Even when you're a billionaire, you're still not free. That's the only conclusion you can come to about the current grotesque space race between our thrill-seeking billionaires and their multimillion-dollar rocket ships into space.

At the weekend, the world watched the nauseatingly self-congratulatory commentary provided by Richard Branson's Virgin Galactic commentator Veronica McGowan, as very rich people traveled into space. 

Giving North Korea a run in the obsequious toadying stakes McGowan, who sometimes sounded like she had just been deprived of oxygen herself, announced “it's the new space age!”

Well, it is if you have a spare $28 million behind the couch to buy a seat onboard. Orbitz ticket buyers will likely have to wait just a little longer perhaps.

There are no words to describe the feeling. This is space travel. This is a dream turned reality https://t.co/Wyzj0nOBgX @VirginGalactic #Unity22 pic.twitter.com/moDvnFfXri

— Richard Branson (@richardbranson) July 12, 2021

Branson has come a very long way from signing new wave bands and selling records in his own high street shops in the 1980s, but we should probably be more worried than we are that the super-rich are so busy dreaming of epic new ways to escape the planet. 

After the flight, the clearly intoxicated Branson gushed: “We are so lucky to have this planet that we all live on. We all should be doing whatever we can to helping this beautiful planet. I will devote the rest of my life to doing that.”

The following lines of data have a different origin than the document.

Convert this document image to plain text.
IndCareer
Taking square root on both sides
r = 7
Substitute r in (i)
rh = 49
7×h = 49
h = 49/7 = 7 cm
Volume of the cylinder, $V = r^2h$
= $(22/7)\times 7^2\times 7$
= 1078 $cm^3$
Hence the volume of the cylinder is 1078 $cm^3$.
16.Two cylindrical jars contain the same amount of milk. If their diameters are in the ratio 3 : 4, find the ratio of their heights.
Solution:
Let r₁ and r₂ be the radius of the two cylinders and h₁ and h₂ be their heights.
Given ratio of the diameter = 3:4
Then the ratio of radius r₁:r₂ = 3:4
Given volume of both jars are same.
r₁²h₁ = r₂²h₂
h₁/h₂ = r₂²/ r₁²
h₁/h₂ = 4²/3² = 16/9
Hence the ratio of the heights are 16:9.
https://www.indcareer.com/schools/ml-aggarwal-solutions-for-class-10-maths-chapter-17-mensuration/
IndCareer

The Beatles were saying something similar back in the 1960s. It's odd that it took Branson until 2021 (and a trip to space) to appreciate the fragility of our little planet. Didn't he ever listen to any of the music he was selling? Will he be investing his billions in efforts to curb global poverty now?

'Richard Branson’s Virgin Galactic Flight Opens Door to Space Tourism' crowed The Wall Street Journal. Eh, no it didn't. Don't let the news reports gaslight you like this. Passengers probably won't be lining up at JFK for a quick earth orbit until your grandchildren are having children of their own. Or even then.

Only in America is this kind of utter self-delusion even welcome or possible. The halo effect that says 'well if he can do it, then by golly, so can I' is simply a mirage.

For decades, Branson has more money than he knows what to do with. That does something to a person. That money has allowed men like him and Elon Musk to fulfill their boyhood dreams of becoming Luke Skywalker, but not much more.

Have you ever taken a trip in one of Musk's famous Tesla cars? The fun starts just trying to get into it. The door handles require a counterintuitive (but so cool) touch mechanism that makes the handles appear in a bit of gee-whiz theatre. 

Experiencing Plaid pic.twitter.com/nipaxKbkjY

— Tesla (@Tesla) June 18, 2021

Then the driver's dashboard is supplemented with the biggest iPad you have ever seen, giving the experience a bit more Star Wars and less Uber to your next appointment (which is how I got in).

Getting out again is even trickier. Does this exit button operate the window or the door I wondered? I mean, they're right beside each other. It wasn't long before I was rolling down the windows instead of opening the doors.

But that's the thing about self-indulgent technology, it looks great but isn't strictly functional. If a Tesla car is this much unnecessary trouble to get out of, I wonder about the success of his upcoming space mission. 

A view of Ireland from space.

A view of Ireland from space.

Supporters say these billionaire boys playing at Flash Gordon will be the first wave to break the bonds of gravity and allow us all into space. But that's just PR. This isn't a 19-century effort to connect the American coasts by rail, it's a 21-century boys' own adventure for grown men who want to see and experience space because they can.

If you're deluded enough you can try to convince yourself that this is a post-Renaissance grab at a new age of space travel and galactic exploration, but if you take the rainbow glasses off, you'll likely see it for what it is: a reminder that great wealth concentrated in the hands of the few does not trickle down or create great opportunity for the many. It really just allows the one percent to look down on us from space.